E poi c’è il figlio maschio di Anne, Magnus, che affronta la malattia sommergendo sua madre di email, prima, e dossier colmi di cartelline e fogli stampati, dopo, contenenti notizie e saggi scientifici che pesca nelle sue continue ricerche sul web, per sottoporle le tesi di chi sembra stia lavorando per trovare una cura al suo male: la scienza sta facendo passi da gigante sembra essere il suo mantra, il suo rifiuto di accettare di vedere sua madre svanire giorno dopo giorno.

Tra Oslo e una fattoria

Nella fattoria in cui Anne si è trasferita anni prima con Gustav, vuota, senza animali e un orto, abbandonata al suo destino, la donna si intestardisce a seguire la sua routine quotidiana, un rito per scacciare i brutti pensieri forse, una nuotata nelle acque gelide lì vicino per iniziare la giornata. Intorno a lei si avvicendano tutti i personaggi di questo romanzo dediti a controllare le condizioni di salute di Anne, a fare in modo che non resti sola e abbia qualcuno a cui rivolgersi in caso di difficoltà: è una famiglia all’improvviso, precaria, silenziosa, smarrita, che cerca di venire a patti con tutto quel tempo che all’inizio abbiamo definito sospeso: i non detti, i segreti in una famiglia sono un peso incapace di dissolversi da solo e il confronto che Sigrid vorrebbe con sua madre e quello che Anne cerca più di tutto con se stessa, aleggia tra Oslo e la fattoria e rende tutti impreparati alla disfatta. Il romanzo di Helga Flatland, Fino alla fine (288 pagine, 18,50 euro), pubblicato da Fazi nella traduzione di Alessandro Storti, è un approfondito ritratto che vede in primo piano il significato di famiglia, quel nucleo che ci forma e che ci influenza, dal quale i protagonisti della sua storia cercano di fuggire per anni, senza chiedersi il vero perché, ma che “fino alla fine” li interroga su ciò che sono stati, su ciò che sono diventati.

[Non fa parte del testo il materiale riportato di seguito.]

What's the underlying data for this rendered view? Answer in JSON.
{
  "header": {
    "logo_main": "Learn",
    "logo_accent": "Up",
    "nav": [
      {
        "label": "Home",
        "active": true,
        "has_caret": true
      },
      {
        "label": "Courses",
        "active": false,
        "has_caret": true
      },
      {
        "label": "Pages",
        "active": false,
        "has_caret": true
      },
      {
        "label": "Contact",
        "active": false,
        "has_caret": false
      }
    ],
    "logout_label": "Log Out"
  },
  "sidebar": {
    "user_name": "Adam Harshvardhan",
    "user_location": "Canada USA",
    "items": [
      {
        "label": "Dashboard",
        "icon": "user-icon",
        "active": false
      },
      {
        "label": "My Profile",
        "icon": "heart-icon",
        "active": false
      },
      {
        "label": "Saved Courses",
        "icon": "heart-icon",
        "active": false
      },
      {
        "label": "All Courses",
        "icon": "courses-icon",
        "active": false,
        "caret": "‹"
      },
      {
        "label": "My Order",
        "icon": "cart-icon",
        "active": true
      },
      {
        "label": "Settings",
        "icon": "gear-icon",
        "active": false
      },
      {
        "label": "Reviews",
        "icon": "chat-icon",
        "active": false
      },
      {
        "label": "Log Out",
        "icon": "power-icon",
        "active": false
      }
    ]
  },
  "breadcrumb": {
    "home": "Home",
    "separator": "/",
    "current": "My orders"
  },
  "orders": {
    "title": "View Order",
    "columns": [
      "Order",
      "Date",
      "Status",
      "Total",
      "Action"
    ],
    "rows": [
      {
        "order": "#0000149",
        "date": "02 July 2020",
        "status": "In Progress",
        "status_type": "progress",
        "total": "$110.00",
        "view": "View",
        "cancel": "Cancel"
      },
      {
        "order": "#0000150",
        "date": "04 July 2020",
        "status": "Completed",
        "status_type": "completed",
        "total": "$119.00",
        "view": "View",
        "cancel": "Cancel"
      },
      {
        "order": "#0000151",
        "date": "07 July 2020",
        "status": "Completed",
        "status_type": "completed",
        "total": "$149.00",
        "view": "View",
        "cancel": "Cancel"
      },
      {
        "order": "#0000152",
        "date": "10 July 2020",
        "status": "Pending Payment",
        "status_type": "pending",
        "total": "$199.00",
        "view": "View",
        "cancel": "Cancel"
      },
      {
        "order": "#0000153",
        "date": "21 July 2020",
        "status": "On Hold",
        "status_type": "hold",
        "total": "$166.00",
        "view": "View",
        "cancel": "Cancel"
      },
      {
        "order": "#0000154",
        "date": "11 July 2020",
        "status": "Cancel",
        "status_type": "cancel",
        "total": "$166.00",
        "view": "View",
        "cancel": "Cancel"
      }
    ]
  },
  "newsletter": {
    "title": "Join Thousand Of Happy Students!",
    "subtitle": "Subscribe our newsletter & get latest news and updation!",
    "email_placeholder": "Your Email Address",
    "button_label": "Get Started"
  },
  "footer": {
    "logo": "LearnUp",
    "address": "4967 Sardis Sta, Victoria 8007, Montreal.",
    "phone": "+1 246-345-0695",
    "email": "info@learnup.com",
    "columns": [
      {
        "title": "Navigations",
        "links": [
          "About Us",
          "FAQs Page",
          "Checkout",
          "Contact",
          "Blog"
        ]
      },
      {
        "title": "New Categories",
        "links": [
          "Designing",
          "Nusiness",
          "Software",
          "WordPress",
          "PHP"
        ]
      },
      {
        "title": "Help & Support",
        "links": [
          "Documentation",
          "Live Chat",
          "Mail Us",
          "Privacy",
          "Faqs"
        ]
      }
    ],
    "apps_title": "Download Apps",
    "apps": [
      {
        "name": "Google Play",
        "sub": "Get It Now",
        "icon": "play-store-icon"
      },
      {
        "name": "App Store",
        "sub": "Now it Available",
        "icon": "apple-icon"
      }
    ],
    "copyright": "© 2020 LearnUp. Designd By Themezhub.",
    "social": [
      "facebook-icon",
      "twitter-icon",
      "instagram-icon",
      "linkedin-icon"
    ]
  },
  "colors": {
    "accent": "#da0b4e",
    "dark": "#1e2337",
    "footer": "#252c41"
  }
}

È una scrittura fluida, sostenuta e impetuosa, dalle sfumature uggiose e dalle note pungenti, dai sentimenti chiari e da una razionalità ostentata. Forse è proprio la scrittura a rendersi antidoto per i suoi protagonisti, dando loro, ancora una volta, il tempo necessario per tentare di rimediare a quella sensazione di aver perso tempo illudendosi di poterlo sconfiggere.